Também por interferência de grupo ambientalista, a capacidade de geração desta usina foi diminuída, transformando-a em uma usina a fio d’água, praticamente sem reservatório. Neste momento, estou conclamando toda a sociedade brasileira a participar da criação do Movimento dos Atingidos por Falta de Barragens (MAFB), pois, graças ao que ocorreu em Belo Monte, Santo Antônio e Jirau, hidroelétricas que foram construídas sem grandes barragens, nossa energia elétrica estará necessariamente mais cara.

 

A situação brasileira quanto à disponibilidade de fontes geradoras no país é confortável, pois possuímos, em razoáveis quantidades, todas as reservas geradoras de eletricidade.
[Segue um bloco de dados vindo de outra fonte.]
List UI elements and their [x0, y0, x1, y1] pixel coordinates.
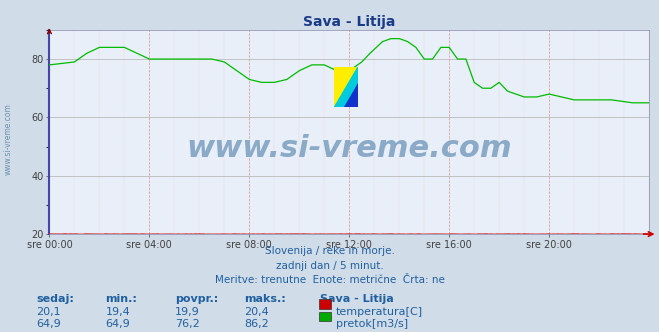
Text: 76,2: 76,2	[175, 319, 200, 329]
Text: www.si-vreme.com: www.si-vreme.com	[3, 104, 13, 175]
Text: 19,4: 19,4	[105, 307, 130, 317]
Text: Meritve: trenutne  Enote: metrične  Črta: ne: Meritve: trenutne Enote: metrične Črta: …	[215, 275, 444, 285]
Text: 20,4: 20,4	[244, 307, 269, 317]
Text: 19,9: 19,9	[175, 307, 200, 317]
Text: 86,2: 86,2	[244, 319, 269, 329]
Title: Sava - Litija: Sava - Litija	[303, 15, 395, 29]
Text: maks.:: maks.:	[244, 294, 285, 304]
Text: 64,9: 64,9	[105, 319, 130, 329]
Text: temperatura[C]: temperatura[C]	[336, 307, 423, 317]
Text: sedaj:: sedaj:	[36, 294, 74, 304]
Text: www.si-vreme.com: www.si-vreme.com	[186, 134, 512, 163]
Text: Slovenija / reke in morje.: Slovenija / reke in morje.	[264, 246, 395, 256]
Text: povpr.:: povpr.:	[175, 294, 218, 304]
Text: zadnji dan / 5 minut.: zadnji dan / 5 minut.	[275, 261, 384, 271]
Text: Sava - Litija: Sava - Litija	[320, 294, 393, 304]
Text: min.:: min.:	[105, 294, 137, 304]
Text: 20,1: 20,1	[36, 307, 61, 317]
Text: 64,9: 64,9	[36, 319, 61, 329]
Text: pretok[m3/s]: pretok[m3/s]	[336, 319, 408, 329]
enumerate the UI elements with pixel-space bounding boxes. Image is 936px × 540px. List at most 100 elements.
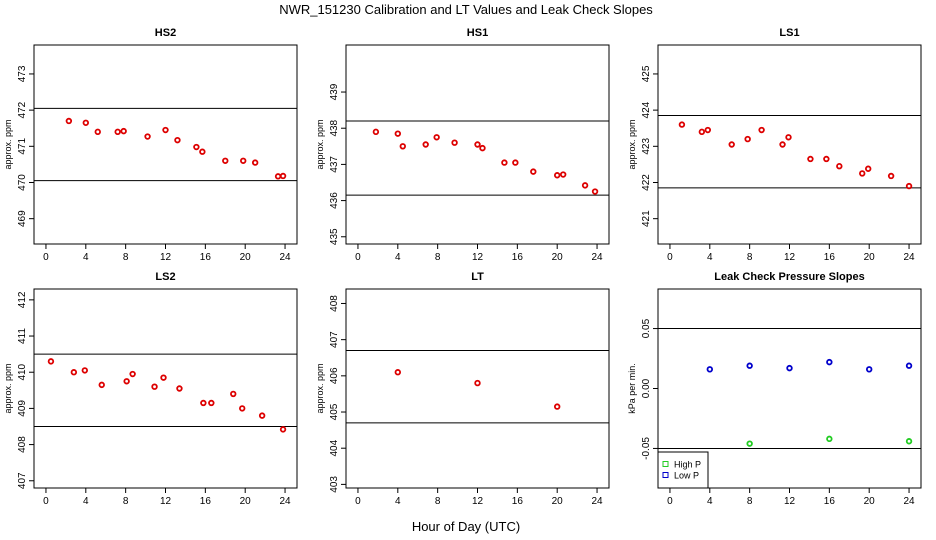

Possuímos aqui instalados, também, todos os grupos estrangeiros, que atuam no setor, querendo, além de lucro no mercado brasileiro, remeter produções de nossos minerais energéticos para o exterior. O que falta é a compreensão por parte da sociedade para respaldar decisões dos governantes que irão resultar em benefícios para ela própria.

 

Em um ponto, concordo com os críticos moderados: a energia nuclear só deve ser adotada se houver uma cultura de segurança no governo sedimentada. A Comissão Nacional de Energia Nuclear ou a agência governamental a ser criada deve continuar sendo rigorosa na avaliação da segurança das usinas nucleares. E o Ministério Público e o Judiciário, como não poderia deixar de ser em um Estado de direito, devem continuar testando todas as eventuais dúvidas da sociedade.

 

 

 

Paulo Metri é conselheiro do Clube de Engenharia e colunista do Correio da Cidadania.